Linking secondary metabolites to gene clusters through genome sequencing of six diverse Aspergillus species

Abstract

The fungal genus of Aspergillus is highly interesting, containing everything from industrial cell factories, model organisms, and human pathogens. In particular, this group has a prolific production of bioactive secondary metabolites (SMs). In this work, four diverse Aspergillus species (A. campestris, A. novofumigatus, A. ochraceoroseus, and A. steynii) have been whole-genome PacBio sequenced to provide genetic references in three Aspergillus sections. A. taichungensis and A. candidus also were sequenced for SM elucidation. Thirteen Aspergillus genomes were analyzed with comparative genomics to determine phylogeny and genetic diversity, showing that each presented genome contains 15-27% genes not found in other sequenced Aspergilli. In particular, A. novofumigatus was compared with the pathogenic species A. fumigatus This suggests that A. novofumigatus can produce most of the same allergens, virulence, and pathogenicity factors as A. fumigatus, suggesting that A. novofumigatus could be as pathogenic as A. fumigatus Furthermore, SMs were linked to gene clusters based on biological and chemical knowledge and analysis, genome sequences, and predictive algorithms. We thus identify putative SM clusters for aflatoxin, chlorflavonin, and ochrindol in A. ochraceoroseus, A. campestris, and A. steynii, respectively, and novofumigatonin, ent-cycloechinulin, and epi-aszonalenins in A. novofumigatus Our study delivers six fungal genomes, showing the large diversity found in the Aspergillus genus; highlights the potential for discovery of beneficial or harmful SMs; and supports reports of A. novofumigatus pathogenicity. It also shows how biological, biochemical, and genomic information can be combined to identify genes involved in the biosynthesis of specific SMs.

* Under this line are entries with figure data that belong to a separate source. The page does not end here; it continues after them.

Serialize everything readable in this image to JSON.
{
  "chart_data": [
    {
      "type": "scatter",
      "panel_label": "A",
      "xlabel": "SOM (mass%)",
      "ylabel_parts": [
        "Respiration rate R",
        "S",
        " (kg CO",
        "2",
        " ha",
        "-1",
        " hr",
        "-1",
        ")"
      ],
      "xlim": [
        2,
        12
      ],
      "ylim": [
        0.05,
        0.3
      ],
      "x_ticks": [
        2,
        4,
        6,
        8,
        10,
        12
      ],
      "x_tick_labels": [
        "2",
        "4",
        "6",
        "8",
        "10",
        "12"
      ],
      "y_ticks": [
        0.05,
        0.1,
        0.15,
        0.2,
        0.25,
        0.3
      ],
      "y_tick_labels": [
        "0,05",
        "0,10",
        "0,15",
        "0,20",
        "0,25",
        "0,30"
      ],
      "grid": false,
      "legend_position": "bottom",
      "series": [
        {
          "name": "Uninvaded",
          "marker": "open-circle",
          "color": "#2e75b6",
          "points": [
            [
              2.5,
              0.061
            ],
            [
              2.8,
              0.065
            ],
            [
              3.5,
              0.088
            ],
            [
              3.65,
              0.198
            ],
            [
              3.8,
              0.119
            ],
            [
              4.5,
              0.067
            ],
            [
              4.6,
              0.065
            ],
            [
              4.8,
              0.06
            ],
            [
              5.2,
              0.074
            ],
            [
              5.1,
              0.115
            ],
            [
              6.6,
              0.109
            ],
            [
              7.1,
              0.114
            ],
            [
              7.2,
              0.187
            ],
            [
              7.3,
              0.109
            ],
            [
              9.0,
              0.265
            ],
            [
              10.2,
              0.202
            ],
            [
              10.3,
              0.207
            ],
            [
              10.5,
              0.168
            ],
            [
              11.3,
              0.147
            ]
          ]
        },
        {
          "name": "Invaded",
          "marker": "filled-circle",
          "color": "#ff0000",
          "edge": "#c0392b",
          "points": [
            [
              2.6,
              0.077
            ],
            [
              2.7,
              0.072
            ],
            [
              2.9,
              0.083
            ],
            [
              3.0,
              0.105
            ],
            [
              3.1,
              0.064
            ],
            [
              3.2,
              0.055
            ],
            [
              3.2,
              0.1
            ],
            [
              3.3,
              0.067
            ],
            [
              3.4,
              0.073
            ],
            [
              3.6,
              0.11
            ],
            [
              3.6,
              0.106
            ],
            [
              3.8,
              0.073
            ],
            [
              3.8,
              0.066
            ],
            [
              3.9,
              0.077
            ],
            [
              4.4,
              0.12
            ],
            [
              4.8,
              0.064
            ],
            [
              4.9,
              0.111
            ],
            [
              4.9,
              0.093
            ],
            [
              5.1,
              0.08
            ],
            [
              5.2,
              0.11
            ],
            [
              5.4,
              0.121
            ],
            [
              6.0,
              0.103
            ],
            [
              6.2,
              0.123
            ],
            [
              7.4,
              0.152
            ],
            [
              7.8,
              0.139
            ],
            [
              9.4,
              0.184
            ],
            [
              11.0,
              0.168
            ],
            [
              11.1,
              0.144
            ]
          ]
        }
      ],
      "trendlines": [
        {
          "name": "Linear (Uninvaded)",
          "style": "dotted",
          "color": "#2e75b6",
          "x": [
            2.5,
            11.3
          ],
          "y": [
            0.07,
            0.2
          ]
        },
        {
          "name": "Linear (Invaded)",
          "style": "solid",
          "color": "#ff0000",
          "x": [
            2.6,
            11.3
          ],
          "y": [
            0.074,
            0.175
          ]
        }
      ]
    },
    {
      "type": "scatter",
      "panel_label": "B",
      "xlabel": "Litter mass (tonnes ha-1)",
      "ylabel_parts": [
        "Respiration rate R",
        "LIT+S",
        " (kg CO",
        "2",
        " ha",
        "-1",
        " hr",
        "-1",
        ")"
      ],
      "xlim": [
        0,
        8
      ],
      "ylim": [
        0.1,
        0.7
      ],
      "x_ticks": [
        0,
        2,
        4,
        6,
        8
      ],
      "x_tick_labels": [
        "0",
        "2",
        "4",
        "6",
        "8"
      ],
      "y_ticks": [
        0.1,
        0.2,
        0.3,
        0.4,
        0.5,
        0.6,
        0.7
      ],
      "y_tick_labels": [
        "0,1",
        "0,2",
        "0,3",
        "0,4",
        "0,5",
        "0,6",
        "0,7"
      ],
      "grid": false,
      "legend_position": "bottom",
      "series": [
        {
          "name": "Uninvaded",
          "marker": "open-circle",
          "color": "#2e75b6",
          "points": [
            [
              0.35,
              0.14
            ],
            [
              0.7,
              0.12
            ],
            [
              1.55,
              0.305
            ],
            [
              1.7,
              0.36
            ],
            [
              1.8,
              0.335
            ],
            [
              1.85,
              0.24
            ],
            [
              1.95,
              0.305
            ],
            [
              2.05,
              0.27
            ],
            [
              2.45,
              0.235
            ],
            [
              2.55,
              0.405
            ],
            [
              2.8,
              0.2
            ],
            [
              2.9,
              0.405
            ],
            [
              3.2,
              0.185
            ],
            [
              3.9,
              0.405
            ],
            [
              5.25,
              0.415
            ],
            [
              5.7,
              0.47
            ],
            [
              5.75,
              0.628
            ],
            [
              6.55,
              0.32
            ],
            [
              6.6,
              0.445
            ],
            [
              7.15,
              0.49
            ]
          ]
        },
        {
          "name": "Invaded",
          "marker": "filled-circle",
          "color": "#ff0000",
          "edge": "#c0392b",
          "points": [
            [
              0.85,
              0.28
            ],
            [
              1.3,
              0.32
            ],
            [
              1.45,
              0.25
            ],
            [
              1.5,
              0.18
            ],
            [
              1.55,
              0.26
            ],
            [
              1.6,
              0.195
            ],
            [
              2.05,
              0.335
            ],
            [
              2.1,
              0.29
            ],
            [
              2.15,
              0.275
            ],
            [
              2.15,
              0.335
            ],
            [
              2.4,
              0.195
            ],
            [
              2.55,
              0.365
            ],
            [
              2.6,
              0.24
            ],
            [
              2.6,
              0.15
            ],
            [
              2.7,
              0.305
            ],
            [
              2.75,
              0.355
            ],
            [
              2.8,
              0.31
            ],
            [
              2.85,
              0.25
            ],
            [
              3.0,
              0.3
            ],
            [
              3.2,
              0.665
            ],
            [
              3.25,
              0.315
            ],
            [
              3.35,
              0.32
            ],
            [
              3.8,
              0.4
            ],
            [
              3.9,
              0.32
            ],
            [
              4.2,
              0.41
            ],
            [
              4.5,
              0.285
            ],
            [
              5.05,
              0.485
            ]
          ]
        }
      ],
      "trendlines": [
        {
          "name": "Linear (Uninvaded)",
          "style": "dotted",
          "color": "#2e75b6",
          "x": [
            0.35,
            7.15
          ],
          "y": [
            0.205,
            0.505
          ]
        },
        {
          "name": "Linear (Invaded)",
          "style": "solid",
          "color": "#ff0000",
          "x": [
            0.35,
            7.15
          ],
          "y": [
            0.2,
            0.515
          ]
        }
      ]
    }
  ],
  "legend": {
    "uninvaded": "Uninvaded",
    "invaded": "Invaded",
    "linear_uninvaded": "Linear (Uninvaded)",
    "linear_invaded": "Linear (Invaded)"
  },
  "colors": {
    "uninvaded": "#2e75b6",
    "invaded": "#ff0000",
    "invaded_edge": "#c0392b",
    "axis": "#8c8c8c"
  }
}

Keywords: Aspergillus; comparative genomics; fumigatus; secondary metabolism.

Fig. 1.

Phylogenetic tree of 15 strains constructed from a composition vector approach of whole-proteome sequences using CVTree3 with a K’mer size of eight (19, 20). The time scale has been scaled to the root, thereby making the branch lengths relative to the distance between the root and the species. This time will therefore depend on what species are included in the set. The four PacBio-sequenced species are marked with orange, and the Fumigati section is marked with blue.

Fig. 2.

(A) Overview of the SM gene clusters predicted in A. novofumigatus and their homologs in the reference species. (B) Overview of the SM gene clusters predicted in A. fumigatus and their homologs in the reference species. (C) A Venn diagram of the A. fumigatus and A. novofumigatus SM gene clusters. (D) The number and different types of SM gene clusters predicted in A. fumigatus and A. novofumigatus. DMATS, dimethylallyl tryptophan synthase; NRPS, nonribosomal peptide synthetase; PKS, polyketide synthase; TC, terpene cyclase.

Fig. 3.

Synteny plots of investigated clusters made using Easyfig tBLASTx. (A) The synteny of the predicted aflatoxin cluster in A. flavus NRRL3357 and the identified candidate aflatoxin cluster in A. ochraceoroseus (scaffold 2, 4,201,774–4,251,209 bp). (B) Synteny plot of the candidate cluster for ochrindol in A. steynii (scaffold 7, 2,783,445–2,824,507 bp) and terrequinone cluster in A. nidulans. The terrequinone cluster consists of a single-module nonribosomal peptide synthetase (tdiA), a prenyltransferase (tdiB), an oxidoreductase (tdiC), an aminotransferase (tdiD), and a gene of unknown function similar to a methyl transferase (tdiE). (C) Synteny plot of the known meroterpenoid cluster of terretonin in A. terreus and the candidate cluster of novofumigatonin in A. novofumigatus (scaffold 14, 103,246–136,450 bp). (D) The chemical structure of chlorflavonin and the candidate cluster for chlorflavonin in A. campestris (scaffold 1, 576,100–603,958 bp). The hydroxylation has been highlighted with blue, the O-methylation has been highlighted in purple, and the PKS backbone has been highlighted in orange. (E) Synteny plot of putative chlorflavonin clusters in A. candidus and A. campestris.